TENGAone「Fabrication」 2017年

TENGAoneの「Fabrication」も面白いのではないでしょうか。ニコニコマークことスマイリーフェイスを表した作品で、顔の一部が剥がれ、中からダンボールのような構造が姿を現していましたが、実際は木彫でした。驚くほど精巧に作られていて、おそらく多くの人がダンボールと信じて疑わないかもしれません。


金巻芳俊「マドイ・カプリス」 2018年

テラスで陽の光を浴びながらポーズを構えるのが、金巻芳俊の「マドイ・カプリス」で、チェックのシャツにカーディガンを着た若い女性をモチーフとしていました。ともかく顔がたくさん連なっているのが特徴で、笑っていたり、驚いていたり、悲しそうであったりと、まさに喜怒哀楽ならぬ、多様な表情を見せていました。


前原冬樹「一刻」

前原冬樹の「一刻」も忘れられません。熟れに熟れ、枝のついた柿を表していましたが、質感は金工のようで、おおよそ木とは思えませんでした。


小畑多丘「KAYAMARO」 2018年

小畑多丘の「KAYAMARO」もユニークな作品でした。ショッキングピンクの服をまとったダンサーが、両手を伸ばし、足を屈めては、奇妙なポーズをしていて、頭の上には丸い円盤が乗り、目にはゴーグルのようなものを装着していました。SFのキャラクターのように見えるかもしれません。


小畑多丘「KAYAMARO」/「BUTTAI」 2018年

その「KAYAMARO」の置かれた机の下を見ると、同じく小畑の「BUTTAI」が姿を現しました。

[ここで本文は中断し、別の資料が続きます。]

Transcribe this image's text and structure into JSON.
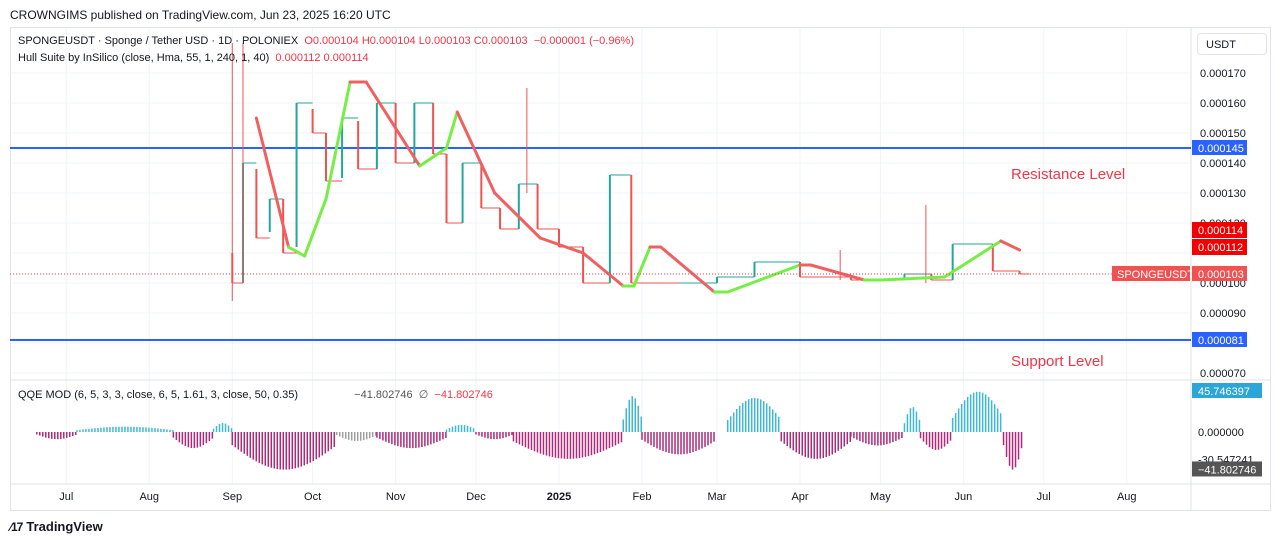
{
  "publisher": "CROWNGIMS published on TradingView.com, Jun 23, 2025 16:20 UTC",
  "legend": {
    "symbol_line": "SPONGEUSDT · Sponge / Tether USD · 1D · POLONIEX",
    "ohlc": "O0.000104 H0.000104 L0.000103 C0.000103",
    "change": "−0.000001 (−0.96%)",
    "hull_label": "Hull Suite by InSilico (close, Hma, 55, 1, 240, 1, 40)",
    "hull_values": "0.000112  0.000114",
    "qqe_label": "QQE MOD (6, 5, 3, 3, close, 6, 5, 1.61, 3, close, 50, 0.35)",
    "qqe_value": "−41.802746",
    "qqe_sep": "∅",
    "qqe_value2": "−41.802746"
  },
  "currency": "USDT",
  "annotations": {
    "resistance": "Resistance Level",
    "support": "Support Level"
  },
  "brand": "TradingView",
  "colors": {
    "up": "#26a69a",
    "down": "#ef5350",
    "hull_up": "#76ee46",
    "hull_down": "#f06060",
    "level": "#2962ff",
    "qqe_up": "#3fb8d4",
    "qqe_down": "#b0287a",
    "qqe_grey": "#9e9e9e"
  },
  "chart_data": {
    "type": "line",
    "title": "SPONGEUSDT · Sponge / Tether USD · 1D · POLONIEX",
    "x_ticks": [
      "Jul",
      "Aug",
      "Sep",
      "Oct",
      "Nov",
      "Dec",
      "2025",
      "Feb",
      "Mar",
      "Apr",
      "May",
      "Jun",
      "Jul",
      "Aug"
    ],
    "y_ticks": [
      "0.000170",
      "0.000160",
      "0.000150",
      "0.000140",
      "0.000130",
      "0.000120",
      "0.000100",
      "0.000090",
      "0.000070"
    ],
    "ylim": [
      6.6e-05,
      0.00018
    ],
    "levels": [
      {
        "name": "Resistance Level",
        "value": 0.000145,
        "label": "0.000145"
      },
      {
        "name": "Support Level",
        "value": 8.1e-05,
        "label": "0.000081"
      }
    ],
    "last_price": {
      "label": "SPONGEUSDT",
      "value": "0.000103",
      "y": 0.000103
    },
    "hull_price_labels": [
      {
        "value": "0.000114",
        "y": 0.000114
      },
      {
        "value": "0.000112",
        "y": 0.000112
      }
    ],
    "price_points": [
      {
        "x": "2024-09-01",
        "o": 0.00011,
        "c": 0.0001
      },
      {
        "x": "2024-09-05",
        "o": 0.0001,
        "c": 0.00014
      },
      {
        "x": "2024-09-10",
        "o": 0.000138,
        "c": 0.000115
      },
      {
        "x": "2024-09-15",
        "o": 0.000117,
        "c": 0.000128
      },
      {
        "x": "2024-09-20",
        "o": 0.000128,
        "c": 0.00011
      },
      {
        "x": "2024-09-25",
        "o": 0.000112,
        "c": 0.00016
      },
      {
        "x": "2024-10-01",
        "o": 0.000158,
        "c": 0.00015
      },
      {
        "x": "2024-10-06",
        "o": 0.00015,
        "c": 0.000134
      },
      {
        "x": "2024-10-12",
        "o": 0.000135,
        "c": 0.000155
      },
      {
        "x": "2024-10-18",
        "o": 0.000154,
        "c": 0.000138
      },
      {
        "x": "2024-10-25",
        "o": 0.000138,
        "c": 0.00016
      },
      {
        "x": "2024-11-01",
        "o": 0.00016,
        "c": 0.00014
      },
      {
        "x": "2024-11-08",
        "o": 0.00014,
        "c": 0.00016
      },
      {
        "x": "2024-11-15",
        "o": 0.00016,
        "c": 0.000143
      },
      {
        "x": "2024-11-20",
        "o": 0.000143,
        "c": 0.00012
      },
      {
        "x": "2024-11-26",
        "o": 0.00012,
        "c": 0.00014
      },
      {
        "x": "2024-12-03",
        "o": 0.00014,
        "c": 0.000125
      },
      {
        "x": "2024-12-10",
        "o": 0.000125,
        "c": 0.000118
      },
      {
        "x": "2024-12-17",
        "o": 0.000118,
        "c": 0.000133
      },
      {
        "x": "2024-12-24",
        "o": 0.000133,
        "c": 0.000118
      },
      {
        "x": "2025-01-01",
        "o": 0.000118,
        "c": 0.000112
      },
      {
        "x": "2025-01-10",
        "o": 0.000112,
        "c": 0.0001
      },
      {
        "x": "2025-01-20",
        "o": 0.0001,
        "c": 0.000136
      },
      {
        "x": "2025-01-28",
        "o": 0.000136,
        "c": 0.0001
      },
      {
        "x": "2025-02-15",
        "o": 0.0001,
        "c": 0.0001
      },
      {
        "x": "2025-03-01",
        "o": 0.0001,
        "c": 0.000102
      },
      {
        "x": "2025-03-15",
        "o": 0.000102,
        "c": 0.000107
      },
      {
        "x": "2025-04-01",
        "o": 0.000107,
        "c": 0.000102
      },
      {
        "x": "2025-04-20",
        "o": 0.000102,
        "c": 0.000101
      },
      {
        "x": "2025-05-10",
        "o": 0.000101,
        "c": 0.000103
      },
      {
        "x": "2025-05-20",
        "o": 0.000103,
        "c": 0.000101
      },
      {
        "x": "2025-05-28",
        "o": 0.000101,
        "c": 0.000113
      },
      {
        "x": "2025-06-12",
        "o": 0.000113,
        "c": 0.000104
      },
      {
        "x": "2025-06-22",
        "o": 0.000104,
        "c": 0.000103
      }
    ],
    "hull_series": [
      {
        "x": "2024-09-10",
        "y": 0.000155,
        "trend": "down"
      },
      {
        "x": "2024-09-22",
        "y": 0.000112,
        "trend": "down"
      },
      {
        "x": "2024-09-28",
        "y": 0.000109,
        "trend": "up"
      },
      {
        "x": "2024-10-06",
        "y": 0.000128,
        "trend": "up"
      },
      {
        "x": "2024-10-15",
        "y": 0.000167,
        "trend": "up"
      },
      {
        "x": "2024-10-21",
        "y": 0.000167,
        "trend": "down"
      },
      {
        "x": "2024-11-10",
        "y": 0.000139,
        "trend": "down"
      },
      {
        "x": "2024-11-20",
        "y": 0.000145,
        "trend": "up"
      },
      {
        "x": "2024-11-24",
        "y": 0.000157,
        "trend": "up"
      },
      {
        "x": "2024-12-08",
        "y": 0.00013,
        "trend": "down"
      },
      {
        "x": "2024-12-25",
        "y": 0.000115,
        "trend": "down"
      },
      {
        "x": "2025-01-10",
        "y": 0.00011,
        "trend": "down"
      },
      {
        "x": "2025-01-25",
        "y": 9.9e-05,
        "trend": "down"
      },
      {
        "x": "2025-01-29",
        "y": 9.9e-05,
        "trend": "up"
      },
      {
        "x": "2025-02-04",
        "y": 0.000112,
        "trend": "up"
      },
      {
        "x": "2025-02-08",
        "y": 0.000112,
        "trend": "down"
      },
      {
        "x": "2025-02-28",
        "y": 9.7e-05,
        "trend": "down"
      },
      {
        "x": "2025-03-05",
        "y": 9.7e-05,
        "trend": "up"
      },
      {
        "x": "2025-04-01",
        "y": 0.000106,
        "trend": "up"
      },
      {
        "x": "2025-04-05",
        "y": 0.000106,
        "trend": "down"
      },
      {
        "x": "2025-04-25",
        "y": 0.000101,
        "trend": "down"
      },
      {
        "x": "2025-05-01",
        "y": 0.000101,
        "trend": "up"
      },
      {
        "x": "2025-05-25",
        "y": 0.000102,
        "trend": "up"
      },
      {
        "x": "2025-06-15",
        "y": 0.000114,
        "trend": "up"
      },
      {
        "x": "2025-06-22",
        "y": 0.000111,
        "trend": "down"
      }
    ],
    "qqe": {
      "y_ticks": [
        "45.746397",
        "0.000000",
        "-30.547241",
        "-41.802746"
      ],
      "ylim": [
        -60,
        60
      ],
      "bands": [
        {
          "from": "2024-06-20",
          "to": "2024-07-05",
          "level": -8,
          "color": "down"
        },
        {
          "from": "2024-07-05",
          "to": "2024-08-10",
          "level": 6,
          "color": "up"
        },
        {
          "from": "2024-08-10",
          "to": "2024-08-25",
          "level": -18,
          "color": "down"
        },
        {
          "from": "2024-08-25",
          "to": "2024-09-01",
          "level": 10,
          "color": "up"
        },
        {
          "from": "2024-09-01",
          "to": "2024-10-10",
          "level": -42,
          "color": "down"
        },
        {
          "from": "2024-10-10",
          "to": "2024-10-25",
          "level": -10,
          "color": "grey"
        },
        {
          "from": "2024-10-25",
          "to": "2024-11-20",
          "level": -18,
          "color": "down"
        },
        {
          "from": "2024-11-20",
          "to": "2024-12-01",
          "level": 8,
          "color": "up"
        },
        {
          "from": "2024-12-01",
          "to": "2024-12-15",
          "level": -8,
          "color": "down"
        },
        {
          "from": "2024-12-15",
          "to": "2025-01-25",
          "level": -30,
          "color": "down"
        },
        {
          "from": "2025-01-25",
          "to": "2025-02-01",
          "level": 40,
          "color": "up"
        },
        {
          "from": "2025-02-01",
          "to": "2025-03-01",
          "level": -25,
          "color": "down"
        },
        {
          "from": "2025-03-05",
          "to": "2025-03-25",
          "level": 38,
          "color": "up"
        },
        {
          "from": "2025-03-25",
          "to": "2025-04-20",
          "level": -30,
          "color": "down"
        },
        {
          "from": "2025-04-20",
          "to": "2025-05-10",
          "level": -15,
          "color": "down"
        },
        {
          "from": "2025-05-10",
          "to": "2025-05-16",
          "level": 28,
          "color": "up"
        },
        {
          "from": "2025-05-16",
          "to": "2025-05-28",
          "level": -20,
          "color": "down"
        },
        {
          "from": "2025-05-28",
          "to": "2025-06-16",
          "level": 45,
          "color": "up"
        },
        {
          "from": "2025-06-16",
          "to": "2025-06-23",
          "level": -42,
          "color": "down"
        }
      ]
    }
  }
}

カラフルな立方体の作品で、おそらく上下で1つなのかもしれません。


ねがみくみこ「夜の大三角」 2018年

現代の木彫が、古民家へ馴染んでいるのにも感心させられました。詳細な展示リストも用意されていますが、それこそ小畑多丘の「BUTTAI」のように、屈んで覗きこまなければ、分からないような作品もあります。思わぬ場所に出現する彫刻を、探して歩くのも面白いかもしれません。


「XYLOLOGY~起源と起点」会場風景

会場の旧平櫛田中邸の最寄は鶯谷駅ですが、上野駅からも徒歩圏内です。東京国立博物館を越え、寛永寺の横を抜けた先、ちょうど谷中霊園の手前に位置します。おおよそ15分から20分弱でした。博物館や美術館へのお出かけの際に、足を伸ばすのも良いのではないでしょうか。


ねがみくみこ「ネコのダンス」 2018年

会期中は無休ですが、入場時間が13時から18時までに限られています。また展示は、古民家の1階と2階に展開し、やや急な階段を行き来する必要があります。ご注意下さい。


旧平櫛田中邸アトリエ

素材は、楠、檜、榧、朴、樫、楡、黄楊、はたまた合板から木材原料を樹脂で固めたMDFなどと、実に多岐に渡ります。表現も様々で、一括りには出来ません。現代の木彫表現のさらなる可能性も感じられました。


入場は無料です。11月11日まで開催されています。

「XYLOLOGY~起源と起点」 旧平櫛田中邸アトリエ(@kigaku_xylology
会期:10月27日(土)〜11月11日(日)
休館:会期中無休。
料金:無料。
時間:13:00~18:00。
住所:台東区上野桜木2-20-3
交通:JR線鶯谷駅北口より徒歩8分。JR線上野駅公園口より徒歩16分。